The Credit Rating Principals

Ways To Build Credit: Credit ScoringLenders also assign a credit score, calculated on a scale of 1 to 9. For example:

R1 (paid on time)

R4 (paid between 90 and 120 days)

R9 (bad debt, debt to pay or bankruptcy)

In addition, the credit bureaus can see certain public records in courthouses and municipal courts and enter in your credit file information therein about you (for insolvency judgments, etc.). Credit Offices record this information and cannot pass it to your creditors only with your consent.


The credit score


The credit score is a snapshot of your financial health, at a specific time. It indicates the risk you present compared to other borrowers. To build credits use a scale from 300 to 900. Plus the number that you are assigned is high, plus the risk you present is low. It is based on the following factors:

– Your payment

– Habits collection or bankruptcy

– Your debts

– Balance on your debts (the higher it is, the higher your credit score is affected down)

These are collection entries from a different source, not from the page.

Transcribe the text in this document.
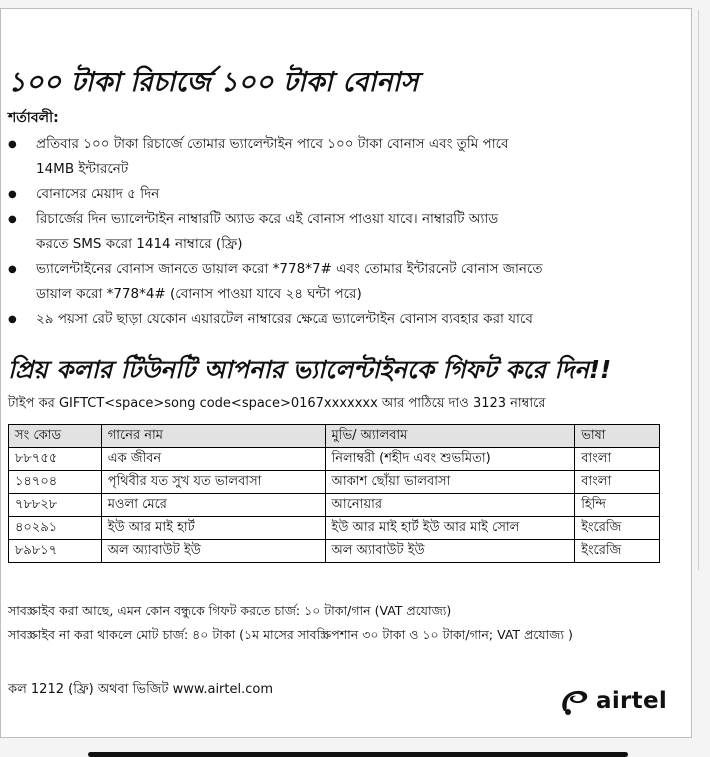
১০০ টাকা রিচার্জে ১০০ টাকা বোনাস
শর্তাবলী:
● প্রতিবার ১০০ টাকা রিচার্জে তোমার ভ্যালেন্টাইন পাবে ১০০ টাকা বোনাস এবং তুমি পাবে
14MB ইন্টারনেট
● বোনাসের মেয়াদ ৫ দিন
● রিচার্জের দিন ভ্যালেন্টাইন নাম্বারটি অ্যাড করে এই বোনাস পাওয়া যাবে। নাম্বারটি অ্যাড
করতে SMS করো 1414 নাম্বারে (ফ্রি)
● ভ্যালেন্টাইনের বোনাস জানতে ডায়াল করো *778*7# এবং তোমার ইন্টারনেট বোনাস জানতে
ডায়াল করো *778*4# (বোনাস পাওয়া যাবে ২৪ ঘন্টা পরে)
● ২৯ পয়সা রেট ছাড়া যেকোন এয়ারটেল নাম্বারের ক্ষেত্রে ভ্যালেন্টাইন বোনাস ব্যবহার করা যাবে
প্রিয় কলার টিউনটি আপনার ভ্যালেন্টাইনকে গিফট করে দিন!!
টাইপ কর GIFTCT<space>song code<space>0167xxxxxxx আর পাঠিয়ে দাও 3123 নাম্বারে
সং কোড	গানের নাম	মুভি/ অ্যালবাম	ভাষা
৮৮৭৫৫	এক জীবন	নিলাম্বরী (শহীদ এবং শুভমিতা)	বাংলা
১৪৭০৪	পৃথিবীর যত সুখ যত ভালবাসা	আকাশ ছোঁয়া ভালবাসা	বাংলা
৭৮৮২৮	মওলা মেরে	আনোয়ার	হিন্দি
৪০২৯১	ইউ আর মাই হার্ট	ইউ আর মাই হার্ট ইউ আর মাই সোল	ইংরেজি
৮৯৮১৭	অল অ্যাবাউট ইউ	অল অ্যাবাউট ইউ	ইংরেজি
সাবস্ক্রাইব করা আছে, এমন কোন বন্ধুকে গিফট করতে চার্জ: ১০ টাকা/গান (VAT প্রযোজ্য)
সাবস্ক্রাইব না করা থাকলে মোট চার্জ: ৪০ টাকা (১ম মাসের সাবস্ক্রিপশান ৩০ টাকা ও ১০ টাকা/গান; VAT প্রযোজ্য )
কল 1212 (ফ্রি) অথবা ভিজিট www.airtel.com	airtel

– The history of your account

– Number of times they visited your credit report recently

-Type of credit you use

Financial institutions use the credit score not only to measure the risk you present, but also to determine the interest rate you will pay.


Note: lenders can use their own methods to determine the credit score.


How long the information is kept?


By law, the credit offices must retain the information for a reasonable period. In practice, this period is usually six or seven years. Here the number of years during which different types of information is stored.